In step eleven I added the pre-painted ships ratlines. You are probably getting sick of all this nautical terminology at this point but fear not; the directions explain all components. The ratlines are the angled webbing that support and provide access to the crow's nests. The directions have you place all the yards (spars) in place at this point but don't do it!


The directions provide a simple standing rigging scheme that is relatively easy and will provide a good looking model. If that's what you are into, fine. The last five pages of instructions give a detailed running rigging that I had to do. Rather than bore you with a blow by blow account I'll just give you my tips on turning a great model into an accurate one.

1. The kit comes with a multitude of blocks (as in block and tackle). Clean up the blocks and widen the holes for easier rigging. Tie off all the blocks in place on the masts and yardarms as directed BEFORE placing the parts on the model. Use a minute amount of CA to lock the ties you make.

2. Once all the blocks are in place the rigging is much easier. Generally, secure the rigging thread at the pin rail, cleat, or kevel on the hull first. Then just thread the line up and through the various blocks and tie at the terminus. Secure with CA. Make the lines as tight as possible tightening as you go.

3. Take your time and do the rigging in multiple sessions.

4. It doesn't take a genius or psychopath to rig a ship (or an aeroplane for that matter).

5. Once the rigging is in place, tighten the cotton thread by applying a bit of water with a Q-Tip. As it dries it will tighten up a bit.

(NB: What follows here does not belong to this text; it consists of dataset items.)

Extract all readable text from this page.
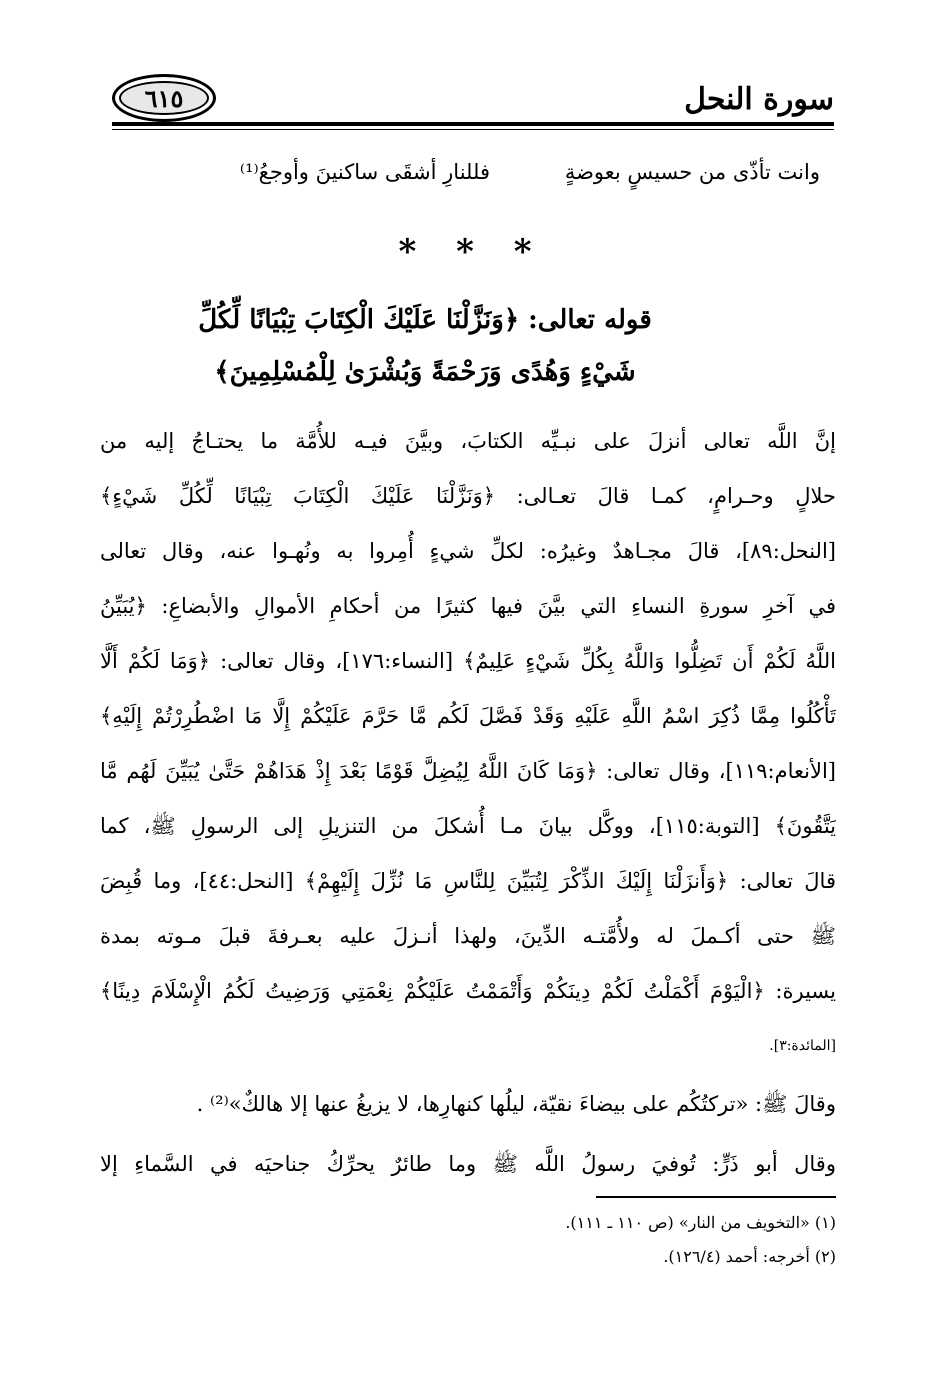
٦١٥	سورة النحل
وانت تأذّى من حسيسٍ بعوضةٍ
فللنارِ أشقَى ساكنينَ وأوجعُ⁽¹⁾
* * *
قوله تعالى: ﴿وَنَزَّلْنَا عَلَيْكَ الْكِتَابَ تِبْيَانًا لِّكُلِّ
شَيْءٍ وَهُدًى وَرَحْمَةً وَبُشْرَىٰ لِلْمُسْلِمِينَ﴾
إنَّ اللَّه تعالى أنزلَ على نبـيِّه الكتابَ، وبيَّنَ فيـه للأُمَّة ما يحتـاجُ إليه من
حلالٍ وحـرامٍ، كمـا قالَ تعـالى: ﴿وَنَزَّلْنَا عَلَيْكَ الْكِتَابَ تِبْيَانًا لِّكُلِّ شَيْءٍ﴾
[النحل:٨٩]، قالَ مجـاهدٌ وغيرُه: لكلِّ شيءٍ أُمِروا به ونُهـوا عنه، وقال تعالى
في آخرِ سورةِ النساءِ التي بيَّنَ فيها كثيرًا من أحكامِ الأموالِ والأبضاعِ: ﴿يُبَيِّنُ
اللَّهُ لَكُمْ أَن تَضِلُّوا وَاللَّهُ بِكُلِّ شَيْءٍ عَلِيمٌ﴾ [النساء:١٧٦]، وقال تعالى: ﴿وَمَا لَكُمْ أَلَّا
تَأْكُلُوا مِمَّا ذُكِرَ اسْمُ اللَّهِ عَلَيْهِ وَقَدْ فَصَّلَ لَكُم مَّا حَرَّمَ عَلَيْكُمْ إِلَّا مَا اضْطُرِرْتُمْ إِلَيْهِ﴾
[الأنعام:١١٩]، وقال تعالى: ﴿وَمَا كَانَ اللَّهُ لِيُضِلَّ قَوْمًا بَعْدَ إِذْ هَدَاهُمْ حَتَّىٰ يُبَيِّنَ لَهُم مَّا
يَتَّقُونَ﴾ [التوبة:١١٥]، ووكَّل بيانَ مـا أُشكلَ من التنزيلِ إلى الرسولِ ﷺ، كما
قالَ تعالى: ﴿وَأَنزَلْنَا إِلَيْكَ الذِّكْرَ لِتُبَيِّنَ لِلنَّاسِ مَا نُزِّلَ إِلَيْهِمْ﴾ [النحل:٤٤]، وما قُبِضَ
ﷺ حتى أكـملَ له ولأُمَّتـه الدِّينَ، ولهذا أنـزلَ عليه بعـرفةَ قبلَ مـوته بمدة
يسيرة: ﴿الْيَوْمَ أَكْمَلْتُ لَكُمْ دِينَكُمْ وَأَتْمَمْتُ عَلَيْكُمْ نِعْمَتِي وَرَضِيتُ لَكُمُ الْإِسْلَامَ دِينًا﴾
[المائدة:٣].
وقالَ ﷺ: «تركتُكُم على بيضاءَ نقيّة، ليلُها كنهارِها، لا يزيغُ عنها إلا هالكٌ»⁽²⁾ .
وقال أبو ذَرٍّ: تُوفيَ رسولُ اللَّه ﷺ وما طائرٌ يحرِّكُ جناحيَه في السَّماءِ إلا
(١) «التخويف من النار» (ص ١١٠ ـ ١١١).
(٢) أخرجه: أحمد (١٢٦/٤).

This kit is a real joy to build and a great education. The instructions and build teach you a lot about sailing ships. This kit is out of print but still readily available at meets and online auctions. Heller and Airfix still have a Golden Hind kit in production. I have seen the Airfix kit in 1/72. It is larger than the subject of this article and has good detail in the plastic. It lacks the nomenclature and rigging details of the old Revell. Wrapping up this baby I almost feel 15 again and I am ready for another three master! Arrrgggg!


I know of no references for the actual ship. I don't think anyone knows exactly what she looked like. If you want to read about the amazing career of this ship and her master Sir Francis Drake you might browse the Sir Francis Drake website.